Friday, July 21, 2023
What explains Ron DeSantis’s woeful run for president? - The Spectator World
What explains Ron DeSantis’s woeful run for president? - The Spectator World
Todd Pierce writes:
I read the Spector for the sole purpose to stay informed of what the “Right” has in store for me to make my life, and my loved one’s, and the rest of the world’s, miserable with their constant push for war. Especially when some candiates, like the New Right’s, occasionaly conceal that as the equivalent of “secret writing,” in their designed to deceive campaign rhetoric (oh no, they would never do that, you tell me, but see the “Six-Party Theory” of the Grand Poobah of Right-wing campaigns, Arthur Finklestein, and how he helped the biggest military spender in our history perhaps, Donald Trump, get elected as the “Peace Candidate” for fringe Republicans, while delivering the military goods for “Traditional Republicans).
So I won’t deny that this news fills me with glee, without any “regret tone,” when the Spectator was so enthusiastic for “DeSanctimonious” earlier. Though hating to admit I agree with Trump on anything (and don’t give me that **** about him being a “Right-wing Peacenik,” which he wasn’t, and isn’t. And any “plan" he has to end the US war against Russia in Ukraine can be counted on to include upfront “Fire and Fury” nuclear threats against Russia, in the finest "Traditional Conservative” Republican tradition, à la Goldwater, Nixon, and Eisenhower, down to the present day; so throughout my entire life.
https://www.politico.com/story/2019/03/16/eisenhower-defends-use-of-nuclear-weapons-march-16-1955-1224003
He (Eisenhower) responded: “I wouldn’t comment in the sense that I would pretend to foresee the conditions of any particular conflict in which you might engage; but we have been, as you know, active in producing various types of weapons that feature nuclear fission ever since World War II.
“Now, in any combat where these things can be used on strictly military targets and for strictly military purposes, I see no reason why they shouldn’t be used just exactly as you would use a bullet or anything else.
And see the attached article: "This article examines the question of how serious President Eisenhower was in contemplating the use of nuclear weapons on the Korean peninsula and Chinese mainland. To do this, it surveys Eisenhower’s thinking and policies about the issue from 1953 to 1968 in regard to maintaining the security of South Korea. In contrast to many in the literature who argue that Eisenhower would have been very reluctant to authorize their use or who downplay the significance of his many statements about the use of nuclear weapons, it maintains that the president was much more willing to use nuclear compellent force than many have supposed.”

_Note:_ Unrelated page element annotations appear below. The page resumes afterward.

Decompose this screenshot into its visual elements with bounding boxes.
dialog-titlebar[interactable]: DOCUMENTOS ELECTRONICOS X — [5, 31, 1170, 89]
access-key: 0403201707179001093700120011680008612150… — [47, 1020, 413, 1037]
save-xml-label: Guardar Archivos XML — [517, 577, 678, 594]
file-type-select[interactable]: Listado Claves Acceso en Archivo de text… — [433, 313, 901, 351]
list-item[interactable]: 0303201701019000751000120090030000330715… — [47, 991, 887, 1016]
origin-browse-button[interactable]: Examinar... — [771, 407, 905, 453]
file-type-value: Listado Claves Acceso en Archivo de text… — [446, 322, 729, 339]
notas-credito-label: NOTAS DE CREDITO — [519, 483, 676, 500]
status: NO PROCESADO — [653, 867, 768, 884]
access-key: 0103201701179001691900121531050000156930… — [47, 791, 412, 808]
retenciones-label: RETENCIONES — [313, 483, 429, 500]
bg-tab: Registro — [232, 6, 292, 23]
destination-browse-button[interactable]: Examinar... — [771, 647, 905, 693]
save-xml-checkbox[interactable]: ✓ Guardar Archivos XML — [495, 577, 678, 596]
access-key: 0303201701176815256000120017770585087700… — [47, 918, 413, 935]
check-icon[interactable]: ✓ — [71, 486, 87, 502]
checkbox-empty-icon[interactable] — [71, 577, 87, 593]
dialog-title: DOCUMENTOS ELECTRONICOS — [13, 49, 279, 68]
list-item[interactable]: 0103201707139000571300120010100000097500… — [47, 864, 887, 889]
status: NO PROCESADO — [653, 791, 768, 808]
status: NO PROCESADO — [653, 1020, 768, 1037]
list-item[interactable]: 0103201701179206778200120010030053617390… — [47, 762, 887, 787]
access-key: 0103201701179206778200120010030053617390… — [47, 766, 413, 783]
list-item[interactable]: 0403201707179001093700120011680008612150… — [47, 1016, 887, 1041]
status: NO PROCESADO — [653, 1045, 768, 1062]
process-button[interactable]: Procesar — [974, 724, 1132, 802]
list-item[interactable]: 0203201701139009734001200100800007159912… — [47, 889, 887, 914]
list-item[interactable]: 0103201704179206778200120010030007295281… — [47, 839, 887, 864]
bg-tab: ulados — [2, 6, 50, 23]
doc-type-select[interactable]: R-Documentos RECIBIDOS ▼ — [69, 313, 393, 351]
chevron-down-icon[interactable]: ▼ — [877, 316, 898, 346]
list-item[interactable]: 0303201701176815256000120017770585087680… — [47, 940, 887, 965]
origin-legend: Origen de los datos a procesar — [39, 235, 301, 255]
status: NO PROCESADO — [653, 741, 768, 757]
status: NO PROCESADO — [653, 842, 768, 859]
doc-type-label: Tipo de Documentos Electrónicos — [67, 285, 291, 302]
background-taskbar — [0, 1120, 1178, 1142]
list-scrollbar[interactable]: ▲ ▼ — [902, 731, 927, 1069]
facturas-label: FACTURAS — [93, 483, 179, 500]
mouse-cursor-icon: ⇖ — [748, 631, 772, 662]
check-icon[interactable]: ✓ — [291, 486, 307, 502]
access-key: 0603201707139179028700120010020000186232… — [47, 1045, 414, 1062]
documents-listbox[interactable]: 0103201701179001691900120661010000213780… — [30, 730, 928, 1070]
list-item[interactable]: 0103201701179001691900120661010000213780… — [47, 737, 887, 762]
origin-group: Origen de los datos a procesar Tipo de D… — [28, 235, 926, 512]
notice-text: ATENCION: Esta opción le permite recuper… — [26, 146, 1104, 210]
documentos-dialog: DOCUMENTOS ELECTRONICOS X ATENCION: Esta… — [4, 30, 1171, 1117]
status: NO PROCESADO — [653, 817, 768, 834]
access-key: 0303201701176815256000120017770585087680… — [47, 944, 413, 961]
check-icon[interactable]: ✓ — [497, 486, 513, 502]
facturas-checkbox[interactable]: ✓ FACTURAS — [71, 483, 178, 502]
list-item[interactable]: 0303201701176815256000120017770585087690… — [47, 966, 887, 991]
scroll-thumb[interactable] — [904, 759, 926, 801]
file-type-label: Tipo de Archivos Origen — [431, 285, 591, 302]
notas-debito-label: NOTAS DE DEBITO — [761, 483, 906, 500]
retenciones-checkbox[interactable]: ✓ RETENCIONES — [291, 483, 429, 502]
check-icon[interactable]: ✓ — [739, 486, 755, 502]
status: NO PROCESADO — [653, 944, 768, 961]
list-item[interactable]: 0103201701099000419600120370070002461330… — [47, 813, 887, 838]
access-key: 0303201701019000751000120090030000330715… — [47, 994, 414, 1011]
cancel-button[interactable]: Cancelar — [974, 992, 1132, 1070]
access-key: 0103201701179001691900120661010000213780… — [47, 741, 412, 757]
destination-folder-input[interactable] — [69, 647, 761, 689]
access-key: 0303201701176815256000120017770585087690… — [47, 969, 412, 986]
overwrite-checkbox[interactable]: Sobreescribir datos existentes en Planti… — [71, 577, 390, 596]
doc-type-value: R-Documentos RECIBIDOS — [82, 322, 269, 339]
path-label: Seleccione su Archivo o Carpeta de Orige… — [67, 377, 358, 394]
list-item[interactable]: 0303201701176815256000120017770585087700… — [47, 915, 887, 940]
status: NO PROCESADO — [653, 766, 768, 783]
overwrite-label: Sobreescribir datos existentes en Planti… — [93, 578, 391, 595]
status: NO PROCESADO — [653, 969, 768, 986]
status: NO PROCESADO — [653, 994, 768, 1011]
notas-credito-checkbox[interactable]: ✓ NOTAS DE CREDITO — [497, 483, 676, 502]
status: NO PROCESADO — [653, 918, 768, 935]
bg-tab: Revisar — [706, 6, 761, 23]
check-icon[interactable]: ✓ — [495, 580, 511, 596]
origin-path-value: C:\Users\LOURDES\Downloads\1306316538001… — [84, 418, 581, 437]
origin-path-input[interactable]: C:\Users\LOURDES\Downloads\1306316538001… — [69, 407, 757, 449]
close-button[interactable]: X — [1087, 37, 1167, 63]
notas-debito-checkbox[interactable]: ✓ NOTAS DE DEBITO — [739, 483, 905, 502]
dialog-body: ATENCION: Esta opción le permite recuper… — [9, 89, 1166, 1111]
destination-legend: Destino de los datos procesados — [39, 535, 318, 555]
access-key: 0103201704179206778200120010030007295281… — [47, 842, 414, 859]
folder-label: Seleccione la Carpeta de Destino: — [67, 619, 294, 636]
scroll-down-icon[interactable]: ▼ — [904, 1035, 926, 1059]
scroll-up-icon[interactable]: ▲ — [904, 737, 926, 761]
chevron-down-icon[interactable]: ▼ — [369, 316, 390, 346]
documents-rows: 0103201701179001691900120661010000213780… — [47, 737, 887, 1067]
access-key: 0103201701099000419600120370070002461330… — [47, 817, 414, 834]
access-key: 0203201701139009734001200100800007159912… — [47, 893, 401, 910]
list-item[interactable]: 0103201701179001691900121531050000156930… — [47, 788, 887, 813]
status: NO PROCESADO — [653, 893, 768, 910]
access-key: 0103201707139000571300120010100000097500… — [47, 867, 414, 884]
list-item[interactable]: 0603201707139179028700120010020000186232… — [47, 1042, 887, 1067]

https://www.nytimes.com/1984/06/08/world/us-papers-tell-of-53-policy-to-use-a-bomb-in-korea.html
"Documents released today give details on a decision by President Dwight D. Eisenhower's Administration in 1953 to use atomic bombs in North Korea and Communist China, if necessary, to end the Korean War."
https://mronline.org/2021/05/31/eisenhower-rejected-military-chiefs-demand-for-nuclear-war-on-china-classified-account-of-58-taiwan-strait-crisis-reveals/
Though to Eisenhower’s credit, he wasn’t as bad as his military advisors and the “Traditional Conservatives” of National Review magazine, who always demanded deference to the most hardline militarists in the military were: "Navy brass in the Pacific had urged unconditional support for Chiang’s regime during the civil war with the Communists and derided as “pinkies” those State Department officials–beginning with Secretary George C. Marshall–who entertained any doubts about the Kuomintang leader.
"By 1958, the Air Force was so strongly committed to its role as an exclusively nuclear-weapons delivery organization that it insisted on being able to able to using nuclear weapons in any war it fought in the Pacific region.
"The account of the crisis reveals that, when the Air Force Commander in the Pacific, Gen. Lawrence S. Kuter, learned of Eisenhower’s decision to defend the offshore islands with conventional weapons, he relayed the message to Gen. John Gerhart, the Air Force Deputy Chief of Staff. Shockingly, Gerhart responded that the Air Force “could not agree in principle” to the use of SAC forces for such non-nuclear operations."
There you have it, precedent for Trump’s "Fire and Fury nuclear coercion threats!"
> Trump is relishing his adversary’s slide, naturally. “DeSanctimonious is a terrible candidate,” he declared last weekend, in that glee-dressed-as-regret tone he so often deploys when discussing his failing rivals. “I think he’s out.”
…….
> “His campaign is run by dorks for dorks,” says the Trump insider, and it’s easy to see his point. Murdoch, for one, has reportedly gone off him. According to reports, he “has privately winced” at DeSantis’s “anti-woke” messaging. Fox News has duly started making more critical noises about DeSantis. "The editorial board of Murdoch’s Wall Street Journal has not rushed to his defense.”